Quantas vidas cabem numa vida? Ao olharmos para a de António a resposta surge sem hesitações: muitas e todas elas com muito para contar. Desempenhou um papel determinante no processo que viria a dar lugar à criação da Fundação Marques da Silva, no Porto, e à construção do Museu Municipal Amadeo de Souza-Cardoso, em Amarante. Deixou uma extensa e significativa produção artística. As suas obras de pintura, desenho e gravura foram amplamente expostas e encontram-se representadas em coleções particulares e no Museu de Amarante. Viajou, conviveu, ensinou. Lutou pela defesa do património, em particular o amarantino. Homem culto, colecionador atento e comunicador de excelência influenciou várias gerações de alunos que ajudou a formar, da Telescola à Faculdade de Letras da Universidade do Porto, de onde viria a jubilar-se em 2002. Esta exposição é a devida homenagem ao legado de uma figura que sempre se distinguiu pela atenção ao outro, pela bonomia e espírito conciliador, mas sobretudo pela exigência de qualidade e pela procura de sentido em tudo quanto fazia.
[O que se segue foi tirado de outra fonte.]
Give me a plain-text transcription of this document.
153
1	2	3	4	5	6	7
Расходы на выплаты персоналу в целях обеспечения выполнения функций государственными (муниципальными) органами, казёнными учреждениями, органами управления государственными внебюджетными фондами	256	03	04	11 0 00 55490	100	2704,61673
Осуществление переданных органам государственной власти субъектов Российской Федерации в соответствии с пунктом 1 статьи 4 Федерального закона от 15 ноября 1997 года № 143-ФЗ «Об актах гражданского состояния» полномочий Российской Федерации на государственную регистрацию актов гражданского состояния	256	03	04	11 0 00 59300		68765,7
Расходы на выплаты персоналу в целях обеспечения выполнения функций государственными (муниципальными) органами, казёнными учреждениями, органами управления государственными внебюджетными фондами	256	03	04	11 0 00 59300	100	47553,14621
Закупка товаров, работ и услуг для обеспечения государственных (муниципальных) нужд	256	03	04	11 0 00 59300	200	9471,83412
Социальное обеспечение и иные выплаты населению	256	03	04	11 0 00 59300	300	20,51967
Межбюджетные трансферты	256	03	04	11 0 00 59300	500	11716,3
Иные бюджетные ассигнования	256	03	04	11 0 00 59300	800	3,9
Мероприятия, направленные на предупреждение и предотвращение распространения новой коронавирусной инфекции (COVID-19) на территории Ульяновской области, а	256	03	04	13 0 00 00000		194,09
ANTÓNIO CARDOSO , nascido em Amarante a 21 de julho de 1932, veio a falecer no Porto a 3 de junho de 2021. A 7 de maio de 2022, a Fundação Marques da Silva inaugurou na Casa-Atelier José Marques da Silva a exposição Isto não é só um quadro: António Cardoso para além da evidência. Foi um primeiro olhar retrospetivo sobre essa teia de interesses e de paixões que foram moldando a sua vida, sobre os múltiplos caminhos que percorreu. Historiador de formação, artista por convicção, António Cardoso trabalhou sobre a memória sem nunca perder o sentido do seu tempo. A exposição, uma iniciativa da Fundação Marques da Silva que tornou visível a importância, amplitude, pluralidade e significado do seu legado, foi materializada com o contributo da família e de um conjunto alargado de instituições parceiras: a Direcção-Geral de Cultura do Norte, a Faculdade de Letras e a Faculdade de Belas Artes da Universidade do Porto e o Museu Municipal Amadeo de Souza-Cardoso. Para a pensar, reuniuse um coletivo de curadores formado por Susana Cardoso, Laura Castro, Domingas Vasconcelos, Celso Santos, Leonor Soares e Paula Abrunhosa.
O texto aqui publicado é um excerto da intervenção de Susana Cardoso que teve lugar na sessão de abertura da exposição, onde duplamente participou, na qualidade de filha e de membro da equipa curatorial. O seu olhar cúmplice deteve--se, então, sobre a intimidade da vida familiar, deixando entrever a forma como a dimensão pública e privada desta figura idiossincrática e solar sempre se intersetaram harmoniosamente, deixando perceber como uma ajuda a melhor entender a outra.